Na het sluiten van den vrede woonde hij bij afwisseling te Berlijn en op Wustrau en genoot de gunst van Frederik II, die zijn „ouden vader Zieten" dikwijls bezocht. Hij overleed te Berlijn den 26sten Januarij 1786. In 1790 deed prins Hendrik op het Wilhelmsplein te Rheinsberg en in 1794 Friedrich Wilhelm II te Berlijn een gedenkteeken verrijzen te zijner eere, terwijl door zinje familie een te Wustrau werd gesticht. Het derde hussarenregiment draagt ook thans nog den naam van Zieten-hussaren. Hij was een klein en schraal man en teer van ligchaamsbouw; zijne groote blaauwe oogen hadden een vriendelijken glans, maar op de harde, grove trekken van zijn niet zeer schoon gelaat las men vastheid van karakter. Hij onderscheidde zich intusschen door een vromen zin en door onbekrompene weldadigheid.
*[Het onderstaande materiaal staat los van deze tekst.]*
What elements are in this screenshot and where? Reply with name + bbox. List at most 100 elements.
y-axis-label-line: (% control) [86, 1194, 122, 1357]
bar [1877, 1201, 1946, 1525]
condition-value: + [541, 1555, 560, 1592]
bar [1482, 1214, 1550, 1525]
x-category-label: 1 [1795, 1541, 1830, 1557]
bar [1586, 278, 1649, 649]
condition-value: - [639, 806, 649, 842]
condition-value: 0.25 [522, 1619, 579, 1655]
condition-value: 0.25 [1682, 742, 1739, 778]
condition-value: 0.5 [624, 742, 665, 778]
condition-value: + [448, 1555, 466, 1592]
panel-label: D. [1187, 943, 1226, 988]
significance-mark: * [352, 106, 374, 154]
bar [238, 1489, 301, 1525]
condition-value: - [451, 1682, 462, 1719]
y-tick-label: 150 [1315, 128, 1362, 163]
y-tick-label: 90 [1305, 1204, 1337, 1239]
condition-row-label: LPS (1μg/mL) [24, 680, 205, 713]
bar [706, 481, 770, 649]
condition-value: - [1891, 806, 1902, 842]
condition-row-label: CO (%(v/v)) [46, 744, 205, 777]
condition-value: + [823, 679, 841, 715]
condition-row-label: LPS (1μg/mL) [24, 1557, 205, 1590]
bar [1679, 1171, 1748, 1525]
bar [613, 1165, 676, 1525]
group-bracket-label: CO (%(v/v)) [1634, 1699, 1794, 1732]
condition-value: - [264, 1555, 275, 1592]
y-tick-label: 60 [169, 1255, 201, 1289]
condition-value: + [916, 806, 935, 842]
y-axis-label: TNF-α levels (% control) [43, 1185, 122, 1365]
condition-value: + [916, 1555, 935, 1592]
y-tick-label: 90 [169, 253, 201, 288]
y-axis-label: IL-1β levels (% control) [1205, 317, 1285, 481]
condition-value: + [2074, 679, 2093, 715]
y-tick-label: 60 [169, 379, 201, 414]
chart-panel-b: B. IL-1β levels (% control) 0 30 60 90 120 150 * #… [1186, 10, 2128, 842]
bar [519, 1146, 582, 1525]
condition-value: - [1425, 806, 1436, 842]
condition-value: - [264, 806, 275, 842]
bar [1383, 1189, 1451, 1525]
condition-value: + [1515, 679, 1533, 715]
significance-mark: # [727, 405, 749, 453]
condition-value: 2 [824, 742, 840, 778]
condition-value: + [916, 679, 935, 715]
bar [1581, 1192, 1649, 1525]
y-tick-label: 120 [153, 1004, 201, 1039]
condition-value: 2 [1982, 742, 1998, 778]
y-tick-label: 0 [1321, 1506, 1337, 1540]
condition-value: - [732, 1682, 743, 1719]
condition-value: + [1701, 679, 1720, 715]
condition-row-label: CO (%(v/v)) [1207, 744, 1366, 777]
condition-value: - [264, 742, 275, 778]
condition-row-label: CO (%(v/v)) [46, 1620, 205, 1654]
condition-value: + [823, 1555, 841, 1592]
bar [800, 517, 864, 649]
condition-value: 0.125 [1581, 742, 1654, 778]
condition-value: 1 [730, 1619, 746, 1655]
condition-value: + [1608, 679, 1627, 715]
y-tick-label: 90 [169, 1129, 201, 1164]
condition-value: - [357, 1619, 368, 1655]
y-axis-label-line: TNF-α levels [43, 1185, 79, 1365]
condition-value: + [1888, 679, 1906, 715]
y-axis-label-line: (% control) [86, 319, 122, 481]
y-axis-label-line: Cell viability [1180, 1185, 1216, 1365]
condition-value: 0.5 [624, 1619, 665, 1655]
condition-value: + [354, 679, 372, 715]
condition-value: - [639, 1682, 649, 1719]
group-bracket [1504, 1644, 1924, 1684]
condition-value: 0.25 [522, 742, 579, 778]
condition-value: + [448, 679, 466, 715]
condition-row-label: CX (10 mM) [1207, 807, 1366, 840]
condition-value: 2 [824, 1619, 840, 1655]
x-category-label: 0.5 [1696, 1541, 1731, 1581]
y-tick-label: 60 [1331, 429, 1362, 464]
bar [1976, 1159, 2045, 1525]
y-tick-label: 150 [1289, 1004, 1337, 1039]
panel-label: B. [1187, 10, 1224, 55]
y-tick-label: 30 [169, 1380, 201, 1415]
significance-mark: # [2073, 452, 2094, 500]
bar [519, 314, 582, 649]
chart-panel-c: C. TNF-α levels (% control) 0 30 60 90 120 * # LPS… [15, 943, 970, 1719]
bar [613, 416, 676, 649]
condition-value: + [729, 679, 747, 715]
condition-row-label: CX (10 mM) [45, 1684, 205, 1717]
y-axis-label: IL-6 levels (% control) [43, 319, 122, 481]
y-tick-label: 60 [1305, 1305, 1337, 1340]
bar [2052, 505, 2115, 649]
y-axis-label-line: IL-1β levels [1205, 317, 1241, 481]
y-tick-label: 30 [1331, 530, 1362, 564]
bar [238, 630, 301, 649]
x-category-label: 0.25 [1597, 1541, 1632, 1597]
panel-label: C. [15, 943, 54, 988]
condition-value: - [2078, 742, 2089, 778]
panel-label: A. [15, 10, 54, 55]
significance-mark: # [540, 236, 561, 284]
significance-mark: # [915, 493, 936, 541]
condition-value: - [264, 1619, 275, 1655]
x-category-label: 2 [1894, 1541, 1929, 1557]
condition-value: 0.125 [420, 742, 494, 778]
Friedrich Emil von Zieten, eenigen zoon van den voorgaande en geboren in 1765. Hij was eerst ritmeester bij de hussaren en werd later landraad van het arrondissement Ruppin, zag zich in 1840 in den gravenstand opgenomen en overleed ongehuwd op Wustrau den 29sten Junij 1854. Zijne titels en bezittingen vielen ten deel aan het Huis Schwerin.

Hans Ernst Karl, graaf von Zieten, een telg uit het Huis Dechtow en geboren den 5den Maart 1770. Hg onderscheidde zich in den oorlog van 1813 tot 1815 tegen de Franschen als generaal-majoor eener brigade, werd in 1817 in den gravenstand opgenomen en tot generaal en kommandant van Silézië benoemd, maar nam in 1835 als generaal-veldmaarschalk zijn ontslag en vestigde zich te Warmbrunn, waar hij den 3den Mei 1848 overleed. — Zijn zoon Leopold Karl, graaf von Zieten, geboren den 23sten Mei 1802, werd geheim regéringsraad te Breslau en overleed den 19den Mei 1870, — en een zoon van dezen, Hans Joachim Ernst, graaf von Zieten, geboren den 28sten October 1839, is ritmeester bij de Silezische hussaren.